As well as the struggle over formal institutions, civil society organisations have been either created, attacked, or banned in line with the realisation of the interests of the internationally-oriented fraction of capital and the military-bonyad complex. While the number of political parties, NGOs, magazines and newspapers increased dramatically during the Hashemi and Khatami governments, the military-bonyad complex has considered the development of civil society and the expansion of the press as Western (US) tools for threatening ‘Islamic revolutionary values’. It thus has routinely employed force to close down civil society organisations and newspapers.
In conclusion, the article argues that this conspicuous institutional reorganisation since 1989 results from the reconfiguration of the class basis of the state, which is internally related to the process of Iranian neoliberalisation.

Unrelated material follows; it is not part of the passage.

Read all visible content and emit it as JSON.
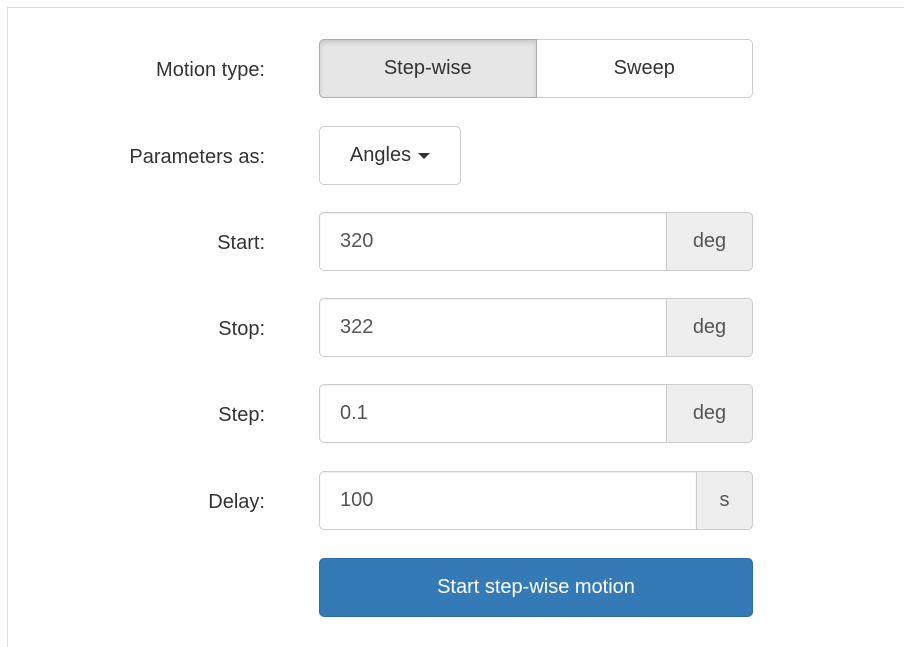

Since the Iranian neoliberalisation is not an internally-generated phenomenon, the change in the form of the state also cannot be solely reduced to internal factors and local dynamics. This perspective is radically different and conceptually superior to the rentier state, elite-based and neo-patrimonial analyses of the Iranian state for two reasons. First, it departs from viewing societies/states as self-contained and autonomous objects that affect each other similar to the way billiard balls bump into one another on a pool table. Second, it challenges the conceptualisation of changes in the form of the Iranian state as a merely elite-driven neo-patrimonial reshuffling of patronage networks and institutions by linking these changes to the imperative of capital accumulation.